Yeah, mentioning password it was just an analogy, the user has their credentials independent of this implementation, so no need to reset their password for any flow here. It’d be client id+secret.
The difference is that you can have multiple API keys for the same account.
- You can revoke API keys from a lost device without changing your password.
- You can grant a different service a restricted API key for limited access.
- API keys can expire, forcing password expiry is very use unfriendly.
The password is the “root secret” of the account. It is (mostly) unrevokable and doesn’t expire. It is a huge risk to have the password lying around. So it is better to quickly exchange the password for a less risky token, then you can wipe the password. Then all clients don’t need to store the password. The user just needs to provide it once then lower-value secrets can be used for future authentication.
I don’t fully understand what use case you’re thinking about.
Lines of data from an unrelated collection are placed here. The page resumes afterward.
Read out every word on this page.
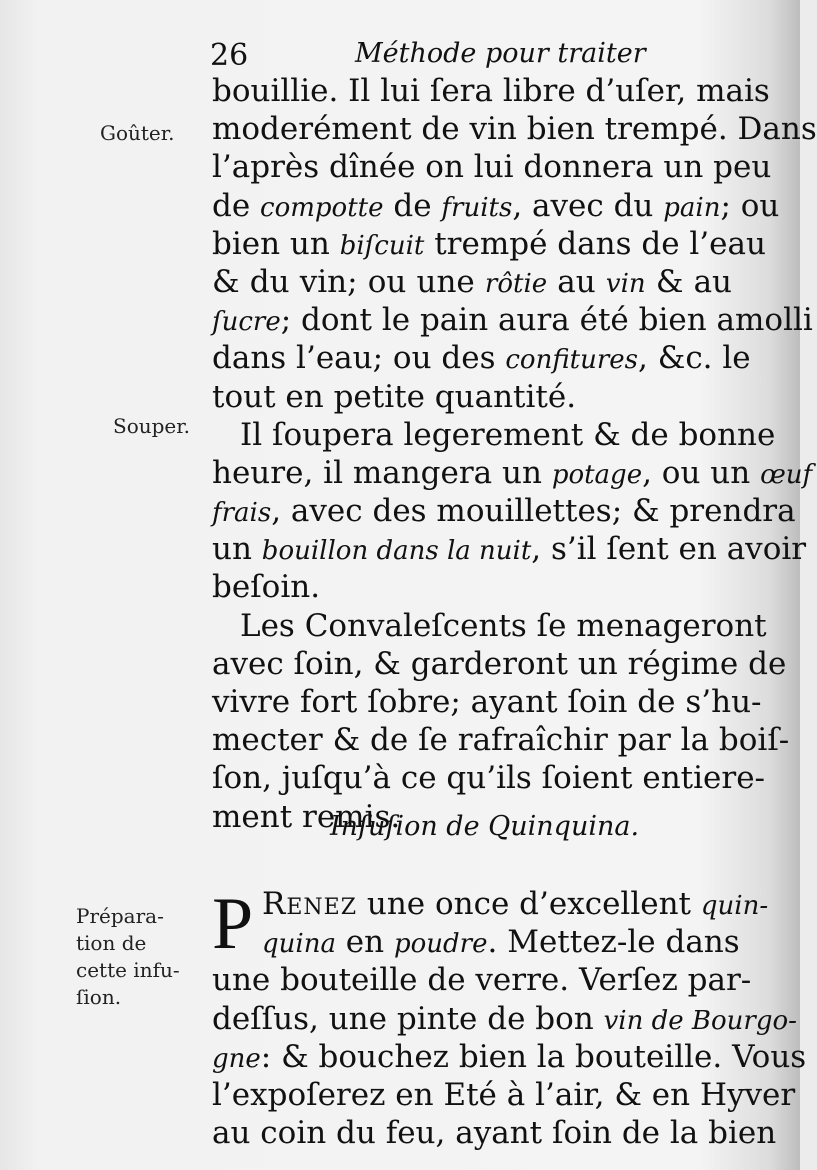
26	Méthode pour traiter
Goûter.
Souper.
Prépara-
tion de
cette infu-
ſion.
bouillie. Il lui ſera libre d’uſer, mais
moderément de vin bien trempé. Dans
l’après dînée on lui donnera un peu
de compotte de fruits, avec du pain; ou
bien un biſcuit trempé dans de l’eau
& du vin; ou une rôtie au vin & au
ſucre; dont le pain aura été bien amolli
dans l’eau; ou des confitures, &c. le
tout en petite quantité.
Il ſoupera legerement & de bonne
heure, il mangera un potage, ou un œuf
frais, avec des mouillettes; & prendra
un bouillon dans la nuit, s’il ſent en avoir
beſoin.
Les Convaleſcents ſe menageront
avec ſoin, & garderont un régime de
vivre fort ſobre; ayant ſoin de s’hu-
mecter & de ſe rafraîchir par la boiſ-
ſon, juſqu’à ce qu’ils ſoient entiere-
ment remis.
Inſuſion de Quinquina.
P Renez une once d’excellent quin-
quina en poudre. Mettez-le dans
une bouteille de verre. Verſez par-
deſſus, une pinte de bon vin de Bourgo-
gne: & bouchez bien la bouteille. Vous
l’expoſerez en Eté à l’air, & en Hyver
au coin du feu, ayant ſoin de la bien
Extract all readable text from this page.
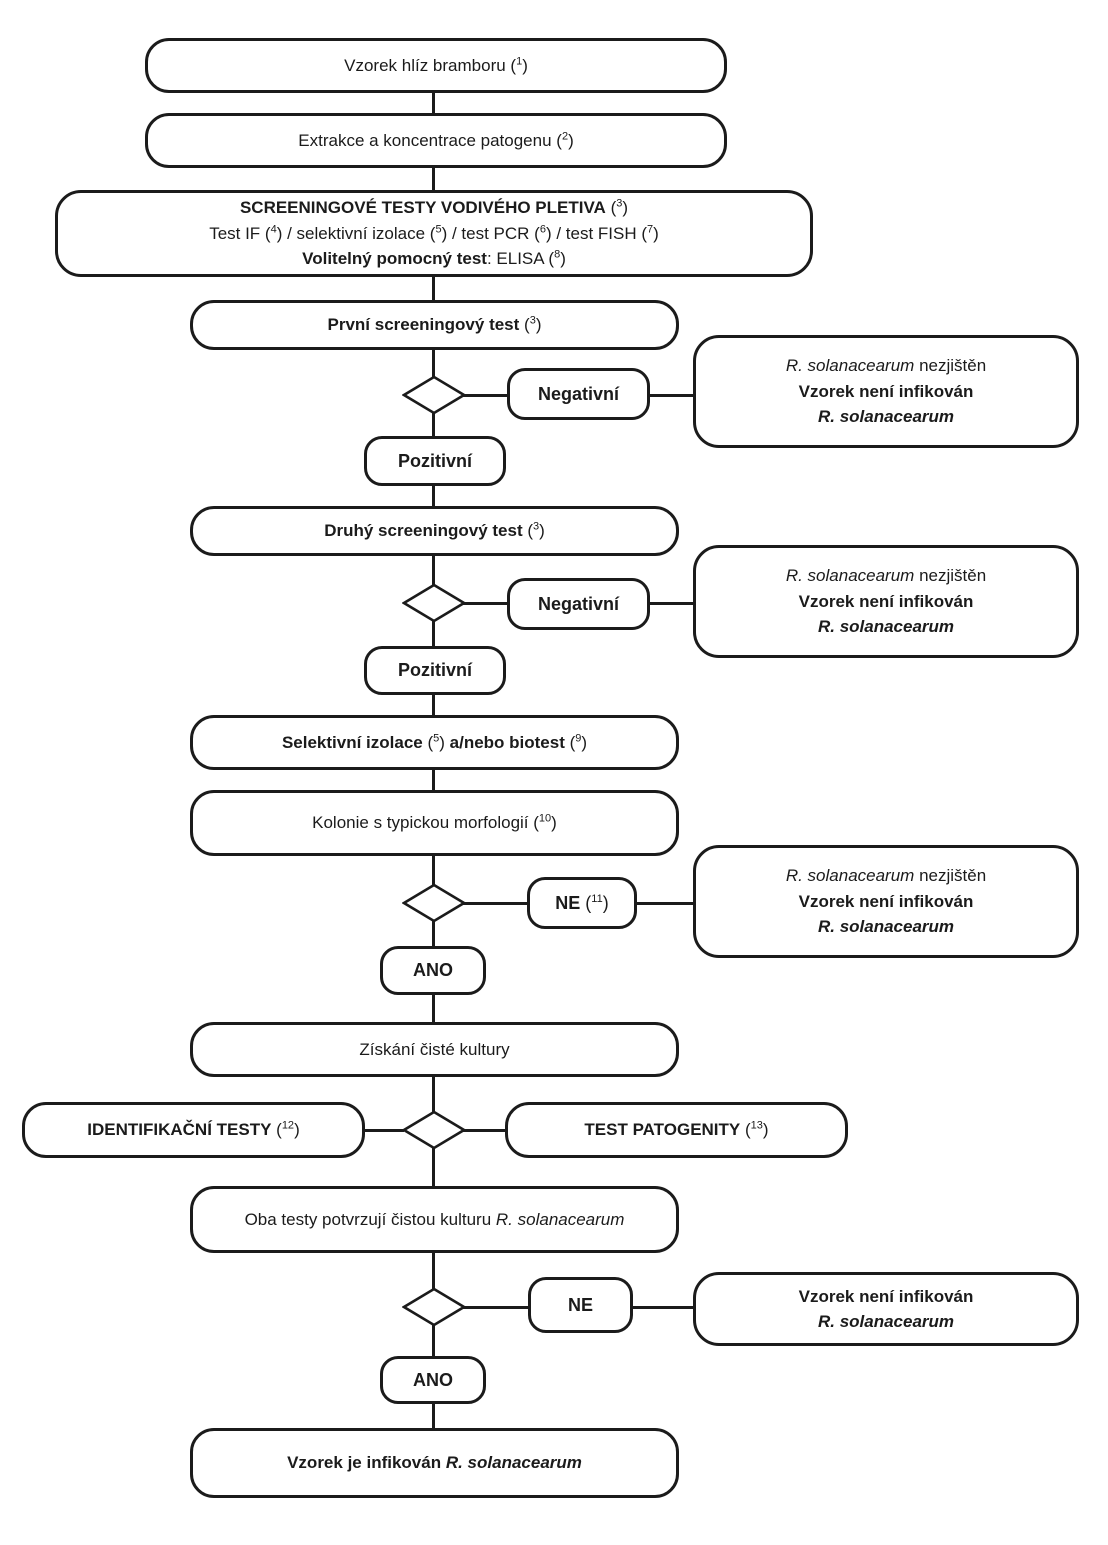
Vzorek hlíz bramboru ($^1$)
Extrakce a koncentrace patogenu ($^2$)
SCREENINGOVÉ TESTY VODIVÉHO PLETIVA ($^3$)
Test IF ($^4$) / selektivní izolace ($^5$) / test PCR ($^6$) / test FISH ($^7$)
Volitelný pomocný test: ELISA ($^8$)
První screeningový test ($^3$)
Negativní
R. solanacearum nezjištěn
Vzorek není infikován
R. solanacearum
Pozitivní
Druhý screeningový test ($^3$)
Negativní
R. solanacearum nezjištěn
Vzorek není infikován
R. solanacearum
Pozitivní
Selektivní izolace ($^5$) a/nebo biotest ($^9$)
Kolonie s typickou morfologií ($^{10}$)
NE ($^{11}$)
R. solanacearum nezjištěn
Vzorek není infikován
R. solanacearum
ANO
Získání čisté kultury
IDENTIFIKAČNÍ TESTY ($^{12}$)	TEST PATOGENITY ($^{13}$)
Oba testy potvrzují čistou kulturu R. solanacearum
NE	Vzorek není infikován
R. solanacearum
ANO
Vzorek je infikován R. solanacearum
An API key which expires is very hard to work with, imagine deploying an app with that kind of key, or a service/bot which uses that key.Maybe you’re thinking about access tokens, which need to be regenerated every so often and can be generated with a refresh token.
API tokens don’t need to expire. But having them expire is a nice security benefit. It means that eventually they will be useless even if they are sitting around on an old laptop that gets thrown away.
For many use cases this works well. For example a client app can easily refresh the token from time-to-time. This can be managed with an access/refresh token system (which has the advantage that the token you are frequently sending over the wire doesn’t have refresh capabilities)
It pretty much is like that. Oauth is also useful passing a user’s identity from one service to another.
It’s fine as long as the key/secret is never transmitted in clear text (always encrypted e.g. with https) and never exposed to the end users to prevent credential leak. What matter is if you can rotate those keys quickly enough when there is a security incident. oauth has advantage here because the token has expiry date so if you happen to have a leak, at least the leaked token won’t work indefinitely.